Investigation by The Times of Israel finds that Immigrant Integration Ministry posted stock images of people on Twitter with fabricated quotes

Screenshot from the Twitte account of Israel's Ministry of Aliyah and Integration, October 2019.
Twitter, MisradHaklita

Tens of thousands of people move to Israel every year. But Israel’s government apparently had some trouble finding real immigrants who want to talk about their positive experiences.

An investigation by The Times of Israel found that the Immigrant Integration Ministry posted stock images of people on Twitter and made up fake immigrant stories about them with fabricated quotes.

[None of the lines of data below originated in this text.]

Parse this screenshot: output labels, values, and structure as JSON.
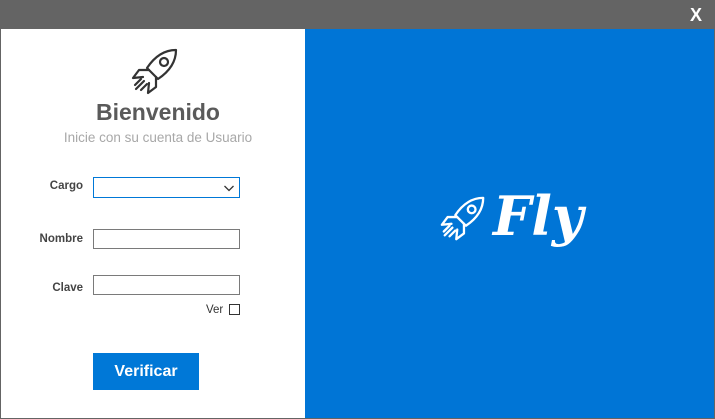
{
  "window": {
    "close_label": "X"
  },
  "login": {
    "title": "Bienvenido",
    "subtitle": "Inicie con su cuenta de Usuario",
    "fields": {
      "cargo_label": "Cargo",
      "cargo_value": "",
      "nombre_label": "Nombre",
      "nombre_value": "",
      "clave_label": "Clave",
      "clave_value": ""
    },
    "show_password_label": "Ver",
    "show_password_checked": false,
    "submit_label": "Verificar"
  },
  "brand": {
    "name": "Fly",
    "icon": "rocket-icon"
  },
  "colors": {
    "titlebar": "#646464",
    "accent": "#0078d7",
    "brand_panel": "#0075d6",
    "title_text": "#5a5a5a",
    "subtitle_text": "#a8a8a8"
  }
}
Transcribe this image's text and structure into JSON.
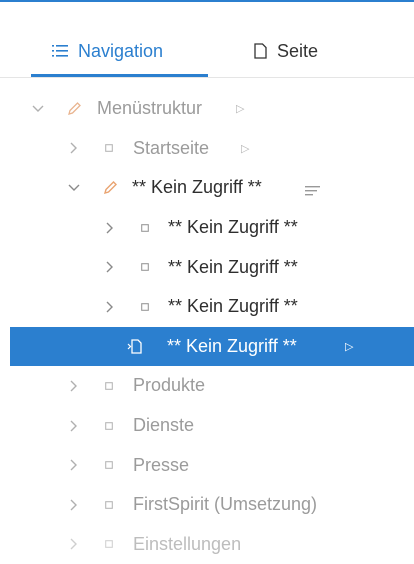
{
  "tabs": {
    "navigation": "Navigation",
    "page": "Seite"
  },
  "tree": {
    "root": "Menüstruktur",
    "startseite": "Startseite",
    "restricted_parent": "** Kein Zugriff **",
    "restricted_child_1": "** Kein Zugriff **",
    "restricted_child_2": "** Kein Zugriff **",
    "restricted_child_3": "** Kein Zugriff **",
    "restricted_selected": "** Kein Zugriff **",
    "produkte": "Produkte",
    "dienste": "Dienste",
    "presse": "Presse",
    "firstspirit": "FirstSpirit (Umsetzung)",
    "einstellungen": "Einstellungen"
  },
  "colors": {
    "accent": "#2b7fcf",
    "muted_text": "#9b9b9b",
    "dark_text": "#2e2e2e"
  }
}
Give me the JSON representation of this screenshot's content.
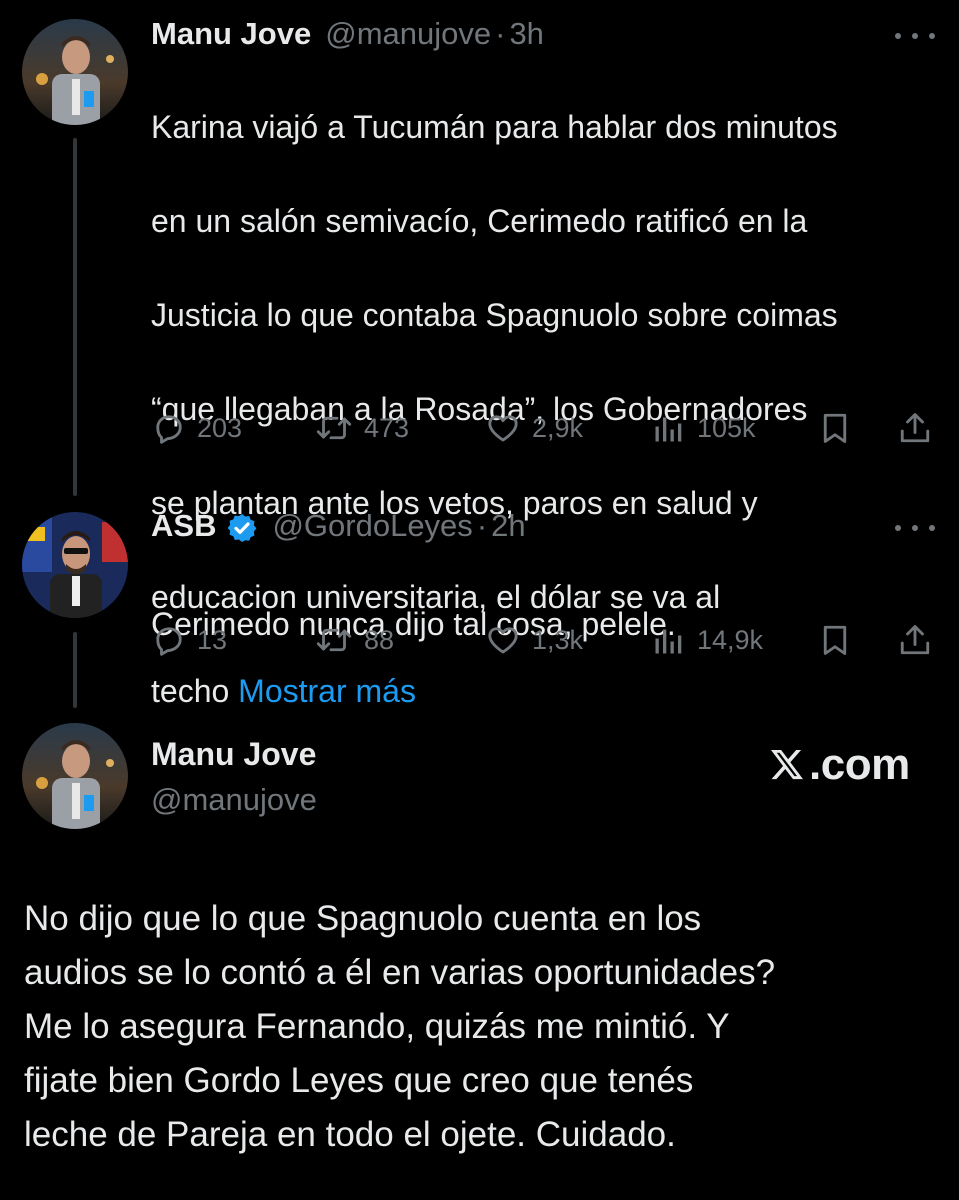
{
  "colors": {
    "background": "#000000",
    "text": "#e7e9ea",
    "muted": "#71767b",
    "link": "#1d9bf0",
    "verified_badge": "#1d9bf0"
  },
  "tweet1": {
    "name": "Manu Jove",
    "handle": "@manujove",
    "separator": "·",
    "time": "3h",
    "lines": [
      "Karina viajó a Tucumán para hablar dos minutos",
      "en un salón semivacío, Cerimedo ratificó en la",
      "Justicia lo que contaba Spagnuolo sobre coimas",
      "“que llegaban a la Rosada”, los Gobernadores",
      "se plantan ante los vetos, paros en salud y",
      "educacion universitaria, el dólar se va al"
    ],
    "last_line": "techo ",
    "show_more": "Mostrar más",
    "replies": "203",
    "retweets": "473",
    "likes": "2,9k",
    "views": "105k"
  },
  "tweet2": {
    "name": "ASB",
    "handle": "@GordoLeyes",
    "separator": "·",
    "time": "2h",
    "text": "Cerimedo nunca dijo tal cosa, pelele.",
    "replies": "13",
    "retweets": "88",
    "likes": "1,3k",
    "views": "14,9k"
  },
  "tweet3": {
    "name": "Manu Jove",
    "handle": "@manujove",
    "brand": ".com",
    "lines": [
      "No dijo que lo que Spagnuolo cuenta en los",
      "audios se lo contó a él en varias oportunidades?",
      "Me lo asegura Fernando, quizás me mintió. Y",
      "fijate bien Gordo Leyes que creo que tenés",
      "leche de Pareja en todo el ojete. Cuidado."
    ]
  },
  "icons": {
    "reply": "reply-icon",
    "retweet": "retweet-icon",
    "like": "heart-icon",
    "views": "views-icon",
    "bookmark": "bookmark-icon",
    "share": "share-icon",
    "more": "more-icon",
    "verified": "verified-badge-icon",
    "x_logo": "x-logo-icon"
  }
}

The ministry did not respond to a Times of Israel inquiry but, according to the article, deleted many of the posts after the inquiry was made.

The publication could not find any of the handful of so-called immigrants on any social media. In one case, it confirmed that the image was a real person — who was not an immigrant and never made the quote attributed to him.

For example, The Times of Israel could not find a record of a “Tanya Lipworth from Chicago, USA” who “could never imagine that I would fulfill the #Zionist dream.” The photo of “Tanya,” a cursory internet reverse image search found, mostly is attached to the name “Laura Larson.”

“If it is the case that this is a genuine ministry account, and the photos and names are fabricated, it is nothing short of horrendous,” said Jason Pearlman, a former spokesman for Israeli President Reuven Rivlin, according to The Times of Israel. “To use stock images to illustrate classrooms or meetings is one thing, but at a time when Israel’s credibility is constantly attacked on social media, to make people up is nothing short of idiotic.”